En premier lieu, la frontière sera abordée dans sa dimension spatiale ; ensuite elle sera étudiée comme trace dans la mémoire, reproduite dans les sources écrites[8].

Un territoire à étendue variable autour de Tunis et Kairouan

Le changement d’échelle permet de considérer plusieurs  types de frontière (ville, campagne, tribu, capitales politique ou régionale). Il est possible aussi d’évoquer les usages politiques et/ou militaires de la frontière, car elle servait à séparer des Etats maghrébins souvent en conflit au bas moyen âge, dans un contexte où la solidarité islamique a cédé la place à des rivalités entre Mérinides, Zayyanides et Hafsides (la menace chrétienne se limitant à la côte).

Selon Ibn Khaldûn, l’Etat n’a pas de frontières fixes ou bien délimitées, il dispose plutôt de zones/aires d’influence où l’autorité se relâche progressivement du markaz au nitâq/ghâya en passant par le taraf. Ce sont des frontières «molles» et non pas des lignes administratives strictes ou des barrières militaires. Toutefois Ibn Khaldûn, comme ses prédécesseurs, essaye d’ordonner l’espace d’un point de vue géopolitique en subdivisant le Maghreb en trois grandes régions, en se référant à deux villes et à un pays antiques : Tanja, Barqa et Ifrîqiyya. Cependant, dans sa description géographique[9], Ibn Khaldûn parle du Maghrib al-aqsâ et du Maghrib al-awsat. A l’extrémité orientale, il n’est plus question d’une région proche ou inférieure, mais d’une entité historique (antique) appelée bilâd Ifrîqiyya, avec une énumération de ses grandes villes, Tunis en tête. Enfin à l’Est, balad Tarâbulus.
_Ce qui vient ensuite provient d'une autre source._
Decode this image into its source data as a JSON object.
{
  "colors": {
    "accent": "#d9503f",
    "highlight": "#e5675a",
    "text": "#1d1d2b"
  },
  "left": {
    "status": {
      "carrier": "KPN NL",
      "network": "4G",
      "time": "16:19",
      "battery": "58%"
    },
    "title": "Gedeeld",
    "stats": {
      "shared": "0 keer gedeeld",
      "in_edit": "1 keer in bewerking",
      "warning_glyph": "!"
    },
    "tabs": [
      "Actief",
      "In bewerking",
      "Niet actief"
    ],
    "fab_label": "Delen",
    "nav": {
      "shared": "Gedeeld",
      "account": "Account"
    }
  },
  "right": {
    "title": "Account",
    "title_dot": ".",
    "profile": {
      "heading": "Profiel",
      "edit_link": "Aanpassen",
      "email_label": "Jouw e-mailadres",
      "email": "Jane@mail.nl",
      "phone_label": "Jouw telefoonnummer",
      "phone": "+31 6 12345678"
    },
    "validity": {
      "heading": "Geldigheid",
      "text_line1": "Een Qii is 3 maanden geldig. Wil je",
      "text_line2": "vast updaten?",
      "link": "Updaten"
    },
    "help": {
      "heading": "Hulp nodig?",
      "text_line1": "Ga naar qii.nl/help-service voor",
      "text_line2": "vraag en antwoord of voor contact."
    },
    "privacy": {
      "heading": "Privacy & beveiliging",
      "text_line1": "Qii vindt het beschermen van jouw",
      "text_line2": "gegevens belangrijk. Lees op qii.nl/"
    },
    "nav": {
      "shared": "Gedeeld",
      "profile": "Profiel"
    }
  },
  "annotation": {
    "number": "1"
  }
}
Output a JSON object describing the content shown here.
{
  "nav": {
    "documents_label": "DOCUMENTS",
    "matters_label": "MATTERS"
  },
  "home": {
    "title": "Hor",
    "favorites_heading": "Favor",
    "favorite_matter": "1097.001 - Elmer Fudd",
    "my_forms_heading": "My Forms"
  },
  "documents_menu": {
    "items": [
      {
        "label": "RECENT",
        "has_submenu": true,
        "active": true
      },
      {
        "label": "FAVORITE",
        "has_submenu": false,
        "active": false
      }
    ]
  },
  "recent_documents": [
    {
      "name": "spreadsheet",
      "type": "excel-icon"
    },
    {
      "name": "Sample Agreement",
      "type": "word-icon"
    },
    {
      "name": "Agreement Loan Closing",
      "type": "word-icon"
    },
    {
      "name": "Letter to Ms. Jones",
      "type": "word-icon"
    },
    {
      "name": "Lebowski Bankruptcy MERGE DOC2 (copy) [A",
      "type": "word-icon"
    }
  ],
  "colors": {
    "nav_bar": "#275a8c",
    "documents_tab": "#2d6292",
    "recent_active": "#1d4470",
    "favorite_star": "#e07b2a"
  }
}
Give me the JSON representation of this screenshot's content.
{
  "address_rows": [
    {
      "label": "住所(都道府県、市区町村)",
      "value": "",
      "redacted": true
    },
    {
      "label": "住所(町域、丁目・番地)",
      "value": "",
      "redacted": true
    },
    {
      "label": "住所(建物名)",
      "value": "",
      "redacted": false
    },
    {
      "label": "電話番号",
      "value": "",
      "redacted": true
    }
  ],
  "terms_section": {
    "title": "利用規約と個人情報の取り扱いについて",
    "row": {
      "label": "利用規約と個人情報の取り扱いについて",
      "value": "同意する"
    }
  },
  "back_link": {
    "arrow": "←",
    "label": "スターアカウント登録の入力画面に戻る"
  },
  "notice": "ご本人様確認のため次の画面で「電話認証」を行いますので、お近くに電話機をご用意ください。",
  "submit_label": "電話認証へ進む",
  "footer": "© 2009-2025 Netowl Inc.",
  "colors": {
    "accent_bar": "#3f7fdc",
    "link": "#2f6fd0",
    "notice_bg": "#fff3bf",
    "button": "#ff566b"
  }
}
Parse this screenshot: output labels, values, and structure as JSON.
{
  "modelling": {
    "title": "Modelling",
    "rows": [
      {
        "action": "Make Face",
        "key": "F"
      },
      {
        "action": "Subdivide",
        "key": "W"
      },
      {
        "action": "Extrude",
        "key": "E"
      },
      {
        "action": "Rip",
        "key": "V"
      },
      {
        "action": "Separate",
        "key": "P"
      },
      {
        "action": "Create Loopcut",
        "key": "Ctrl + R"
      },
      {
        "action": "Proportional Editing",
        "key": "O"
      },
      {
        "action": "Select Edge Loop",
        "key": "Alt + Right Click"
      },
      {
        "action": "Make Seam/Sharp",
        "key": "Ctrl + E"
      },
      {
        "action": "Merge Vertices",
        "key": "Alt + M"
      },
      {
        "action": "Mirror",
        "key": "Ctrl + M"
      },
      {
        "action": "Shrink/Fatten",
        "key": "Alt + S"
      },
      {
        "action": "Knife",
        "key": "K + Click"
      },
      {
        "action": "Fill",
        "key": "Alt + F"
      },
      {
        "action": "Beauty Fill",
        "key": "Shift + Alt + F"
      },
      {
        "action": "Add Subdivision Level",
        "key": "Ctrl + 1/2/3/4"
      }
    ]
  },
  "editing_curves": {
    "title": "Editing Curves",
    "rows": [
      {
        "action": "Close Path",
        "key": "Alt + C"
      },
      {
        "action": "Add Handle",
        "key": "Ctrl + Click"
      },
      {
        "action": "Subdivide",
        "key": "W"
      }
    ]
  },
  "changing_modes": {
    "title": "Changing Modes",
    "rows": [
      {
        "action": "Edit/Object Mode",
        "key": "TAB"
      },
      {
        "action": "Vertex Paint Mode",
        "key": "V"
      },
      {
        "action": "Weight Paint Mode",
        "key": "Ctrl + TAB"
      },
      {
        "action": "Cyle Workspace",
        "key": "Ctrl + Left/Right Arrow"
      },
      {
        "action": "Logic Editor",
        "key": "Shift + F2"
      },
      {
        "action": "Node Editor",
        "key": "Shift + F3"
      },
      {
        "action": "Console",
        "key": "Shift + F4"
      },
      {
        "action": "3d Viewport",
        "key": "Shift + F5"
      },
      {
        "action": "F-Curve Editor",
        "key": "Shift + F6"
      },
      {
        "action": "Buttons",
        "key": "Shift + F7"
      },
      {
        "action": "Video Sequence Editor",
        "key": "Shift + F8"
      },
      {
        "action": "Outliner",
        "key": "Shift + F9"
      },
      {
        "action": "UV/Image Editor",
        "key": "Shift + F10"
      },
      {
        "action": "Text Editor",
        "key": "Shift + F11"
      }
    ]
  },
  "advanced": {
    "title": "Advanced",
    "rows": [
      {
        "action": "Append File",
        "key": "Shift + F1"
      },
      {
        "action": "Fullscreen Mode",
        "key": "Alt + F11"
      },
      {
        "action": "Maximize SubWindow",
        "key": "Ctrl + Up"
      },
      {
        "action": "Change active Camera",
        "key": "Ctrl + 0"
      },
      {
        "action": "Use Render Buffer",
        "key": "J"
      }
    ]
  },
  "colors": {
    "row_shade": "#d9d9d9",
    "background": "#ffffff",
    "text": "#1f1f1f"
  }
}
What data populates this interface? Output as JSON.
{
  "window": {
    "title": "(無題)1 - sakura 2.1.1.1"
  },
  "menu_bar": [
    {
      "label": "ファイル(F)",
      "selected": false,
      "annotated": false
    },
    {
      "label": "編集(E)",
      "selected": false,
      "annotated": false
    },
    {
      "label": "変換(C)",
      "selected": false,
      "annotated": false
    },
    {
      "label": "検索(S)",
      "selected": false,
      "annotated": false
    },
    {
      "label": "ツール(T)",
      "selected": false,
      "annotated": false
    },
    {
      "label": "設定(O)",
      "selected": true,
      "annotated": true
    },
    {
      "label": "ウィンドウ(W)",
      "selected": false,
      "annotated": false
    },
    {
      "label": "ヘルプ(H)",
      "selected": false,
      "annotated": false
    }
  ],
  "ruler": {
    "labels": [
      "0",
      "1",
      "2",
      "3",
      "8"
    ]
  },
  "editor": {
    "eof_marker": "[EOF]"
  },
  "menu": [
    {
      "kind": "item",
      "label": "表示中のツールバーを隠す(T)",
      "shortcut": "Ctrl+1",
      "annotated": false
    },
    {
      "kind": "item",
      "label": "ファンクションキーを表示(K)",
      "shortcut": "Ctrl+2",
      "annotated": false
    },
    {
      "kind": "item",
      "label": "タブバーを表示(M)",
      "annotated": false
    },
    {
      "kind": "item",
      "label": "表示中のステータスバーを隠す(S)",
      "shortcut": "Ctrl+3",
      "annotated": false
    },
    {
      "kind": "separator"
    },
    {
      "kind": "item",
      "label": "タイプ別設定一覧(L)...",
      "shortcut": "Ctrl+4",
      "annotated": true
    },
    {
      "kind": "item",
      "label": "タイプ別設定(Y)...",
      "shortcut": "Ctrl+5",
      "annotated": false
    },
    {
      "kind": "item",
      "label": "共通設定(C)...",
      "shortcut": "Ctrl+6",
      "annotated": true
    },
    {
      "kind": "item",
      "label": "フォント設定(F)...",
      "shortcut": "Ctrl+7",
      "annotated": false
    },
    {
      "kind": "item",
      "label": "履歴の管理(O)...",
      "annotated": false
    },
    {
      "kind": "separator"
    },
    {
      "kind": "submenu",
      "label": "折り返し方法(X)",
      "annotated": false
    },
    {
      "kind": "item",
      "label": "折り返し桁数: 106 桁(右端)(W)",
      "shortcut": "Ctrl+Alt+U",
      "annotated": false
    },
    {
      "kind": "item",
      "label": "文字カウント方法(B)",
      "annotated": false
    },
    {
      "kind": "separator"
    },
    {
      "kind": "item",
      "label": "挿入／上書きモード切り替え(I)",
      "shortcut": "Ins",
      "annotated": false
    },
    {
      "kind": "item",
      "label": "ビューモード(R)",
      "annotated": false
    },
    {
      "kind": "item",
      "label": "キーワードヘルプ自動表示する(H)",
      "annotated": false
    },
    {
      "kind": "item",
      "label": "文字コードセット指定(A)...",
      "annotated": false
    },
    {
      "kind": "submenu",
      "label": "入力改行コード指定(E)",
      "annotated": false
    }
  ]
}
Pour nuancer, il ajoutera que la frontière se définit par l’élément humain prêt à défendre l’idée d’un Etat dans l’espace (Le titre du `Ibar est significatif)[10]. Dans toutes les régions du monde de l’époque, les hommes s’accommodaient d’une «indécision généralisée» quant à la matérialisation des lignes des contacts humains et politiques. «L’esprit de frontières» n’était pas de mise, il ne concernait que certaines catégories sociales, comme les commerçants ou les militaires…».

Dans la Muqaddima, l’auteur insiste sur les subdivisions de ces mêmes Etats maghrébins, l’Ifrîqiyya en tête : déjà à l’époque sanhajite, lorsque le prince Hammâd se révolta et se tailla une principauté indépendante qui correspond aux mamâlik al-`arab, l’Ifrîqiyya ne disparaît pas pour autant : Banû Bâdîs conservèrent «Kairouan et ses environs»[11].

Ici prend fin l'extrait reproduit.